Dass man Zahlen oft genauso wenig seriös vergleichen kann wie Äpfel und Birnen, zeigt der ebenfalls schwarz auf weiß in der Anfrage zugefügte Zusatz: "Es ist zu beachten, dass bei dieser Darstellung weitere Faktoren (z. B. Ergebnis der jeweiligen Risikobewertung der Betriebe) in den verschiedenen Bundesländern keine Berücksichtigung finden. Auch ist durch die stark unterschiedlichen Betriebsgrößen keine Aussage darüber möglich, wie viele Tiere durch die Kontrollen jeweils erreicht wurden. Vor diesem Hintergrund ist ein sinnvoller Vergleich der Daten aus der Sicht der Bundesregierung nicht möglich." Nun interessiert das wenig, weil das natürlich niemanden interessiert, vor allem nicht in Politik und Medien. Trotzdem ist es weder Journalisten noch Politikern (übrigens hier ohne die 5-Prozent-Klausel) verboten, sich die 36 Seiten umfassende Antwort auf die kleine Anfrage der FDP zu diesem Thema einmal, zumindest auszugsweise, zu Gemüte zu führen.

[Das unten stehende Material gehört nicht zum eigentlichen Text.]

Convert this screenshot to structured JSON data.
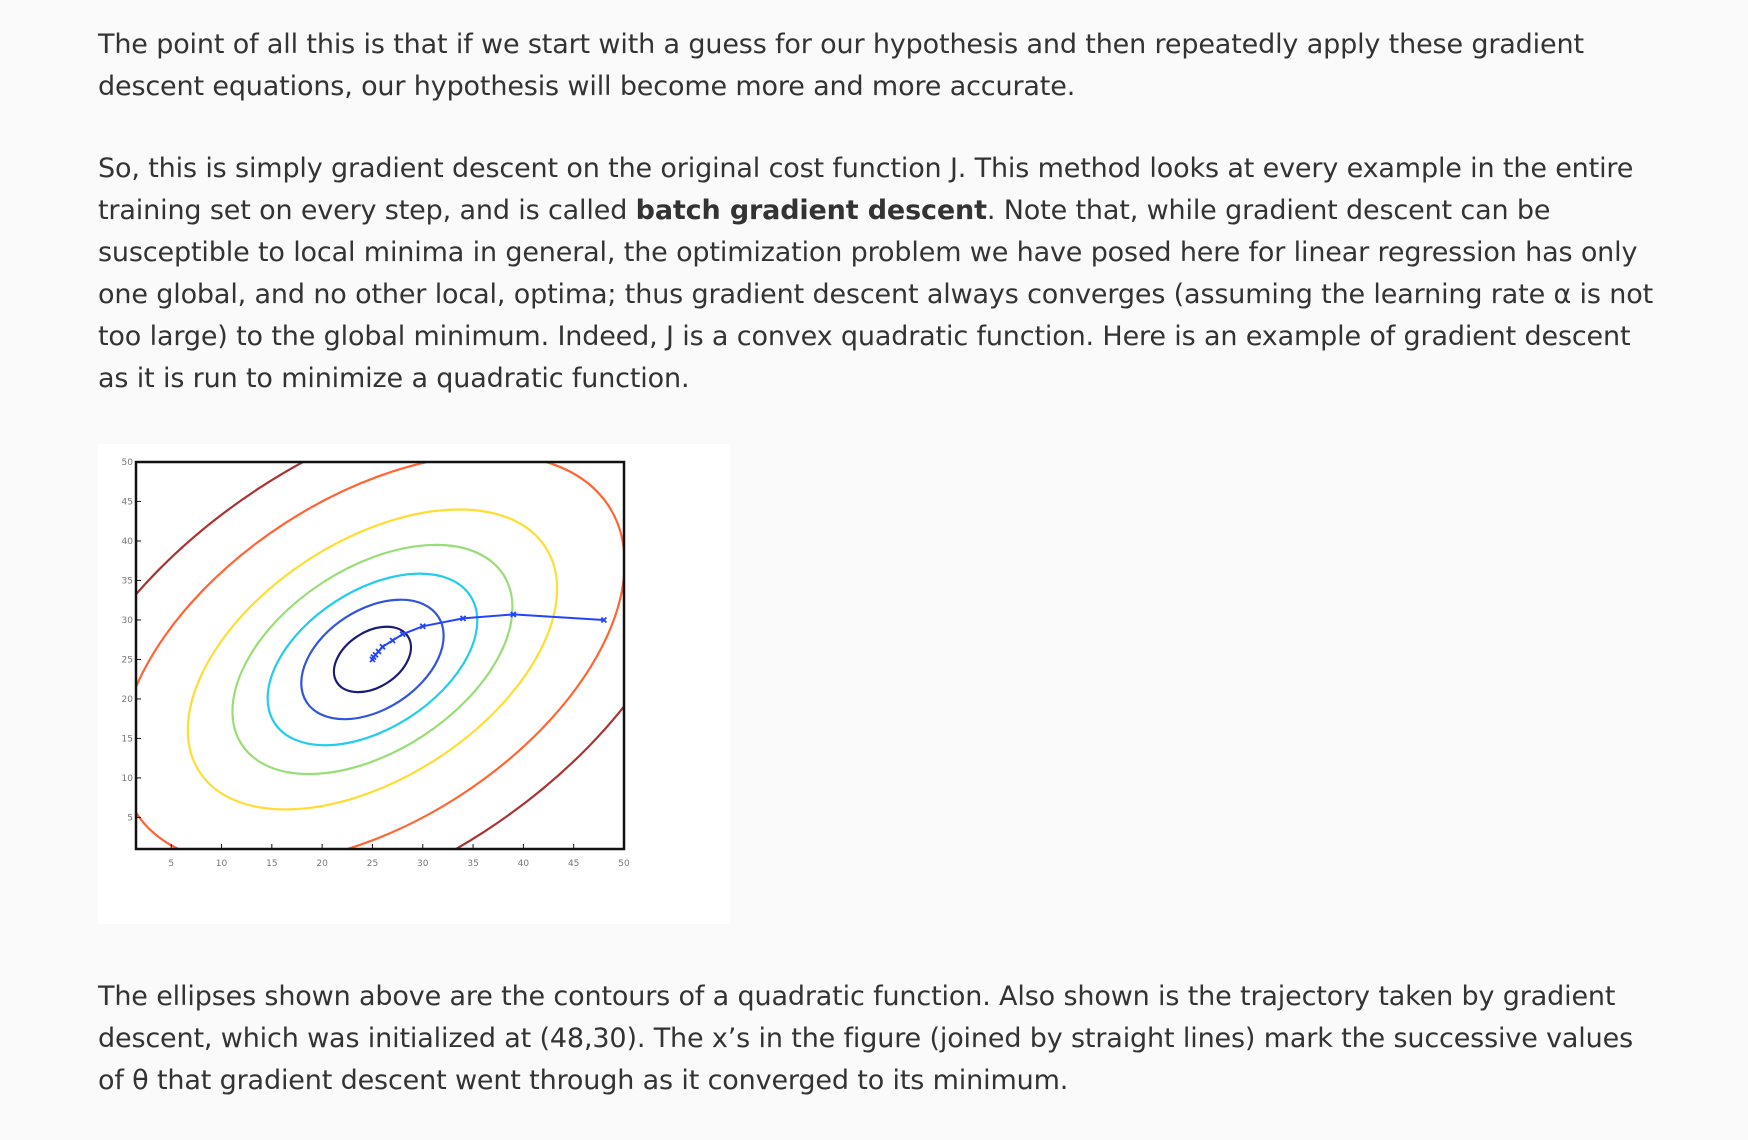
{
  "paragraphs": {
    "p1": "The point of all this is that if we start with a guess for our hypothesis and then repeatedly apply these gradient descent equations, our hypothesis will become more and more accurate.",
    "p2_before_bold": "So, this is simply gradient descent on the original cost function J. This method looks at every example in the entire training set on every step, and is called ",
    "p2_bold": "batch gradient descent",
    "p2_after_bold": ". Note that, while gradient descent can be susceptible to local minima in general, the optimization problem we have posed here for linear regression has only one global, and no other local, optima; thus gradient descent always converges (assuming the learning rate α is not too large) to the global minimum. Indeed, J is a convex quadratic function. Here is an example of gradient descent as it is run to minimize a quadratic function.",
    "p3": "The ellipses shown above are the contours of a quadratic function. Also shown is the trajectory taken by gradient descent, which was initialized at (48,30). The x’s in the figure (joined by straight lines) mark the successive values of θ that gradient descent went through as it converged to its minimum."
  },
  "chart_data": {
    "type": "contour",
    "title": "",
    "xlabel": "",
    "ylabel": "",
    "xlim": [
      1.5,
      50
    ],
    "ylim": [
      1,
      50
    ],
    "xticks": [
      5,
      10,
      15,
      20,
      25,
      30,
      35,
      40,
      45,
      50
    ],
    "yticks": [
      5,
      10,
      15,
      20,
      25,
      30,
      35,
      40,
      45,
      50
    ],
    "contour_center": [
      25,
      25
    ],
    "contours": [
      {
        "level": 1,
        "color": "#1a1a7a",
        "rx": 4.2,
        "ry": 3.5,
        "angle_deg": -33
      },
      {
        "level": 2,
        "color": "#3355dd",
        "rx": 7.8,
        "ry": 6.3,
        "angle_deg": -33
      },
      {
        "level": 3,
        "color": "#22ccee",
        "rx": 11.6,
        "ry": 8.7,
        "angle_deg": -33
      },
      {
        "level": 4,
        "color": "#99dd77",
        "rx": 15.5,
        "ry": 11.6,
        "angle_deg": -33
      },
      {
        "level": 5,
        "color": "#ffdd33",
        "rx": 20.5,
        "ry": 15.0,
        "angle_deg": -33
      },
      {
        "level": 6,
        "color": "#ff6633",
        "rx": 28.0,
        "ry": 20.5,
        "angle_deg": -33
      },
      {
        "level": 7,
        "color": "#aa3333",
        "rx": 36.0,
        "ry": 26.0,
        "angle_deg": -33
      }
    ],
    "trajectory": {
      "color": "#2244ff",
      "x": [
        48,
        39,
        34,
        30,
        28,
        27,
        26,
        25.6,
        25.3,
        25.1,
        25
      ],
      "y": [
        30,
        30.7,
        30.2,
        29.2,
        28.2,
        27.4,
        26.6,
        26.0,
        25.6,
        25.3,
        25
      ]
    }
  }
}
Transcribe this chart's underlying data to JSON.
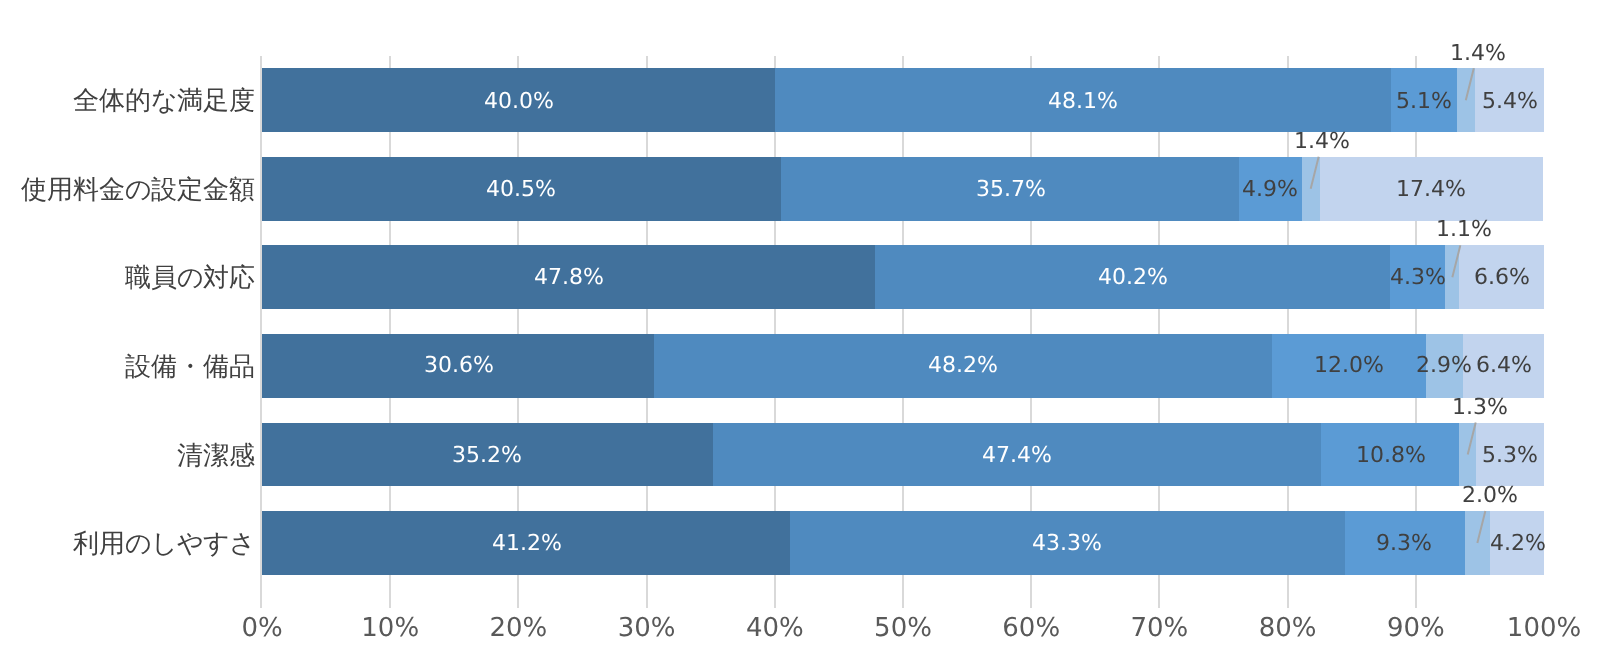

Fazit: Wie das Beispiel "alle 48 Jahre" leider wieder zeigt, hat sowohl die politische Tiefgründigkeit und leider auch die Qualität des Journalismus schwer gelitten. Fehler passieren und sind menschlich, aber deren unkontrollierte Verbreitung wider besseres Wissen ist nicht zu entschuldigen, auch nicht durch Zeitdruck und Zeitgeist. Den Tierhaltern wird übrigens auch - und zu Recht - nicht nachgesehen, wenn sie "aus Zeitgründen" gegen Recht und Gesetz beim Tierschutz verstoßen. Auf der einen Seite beklagen die Landwirte im Allgemeinen und die landwirtschaftlichen Nutztierhalter im Besonderen den ausufernden Kontrollwahn. Auf der anderen Seite suggerieren Medien und Politik, dass ein Nutztierhalter nur alle 48 Jahre kontrolliert wird. Und dann noch - um nochmals auf den aktuellen Fall im Unterallgäu zurückzukommen - ein Widerspruch in der Argumentation mit der Größe eines geistigen Bierdeckels: Der Betrieb wurde in den letzten 5 Jahren sage und schreibe 34 mal kontrolliert - und in Bayern kommt nur alle 48 Jahre ein Kontrolleur?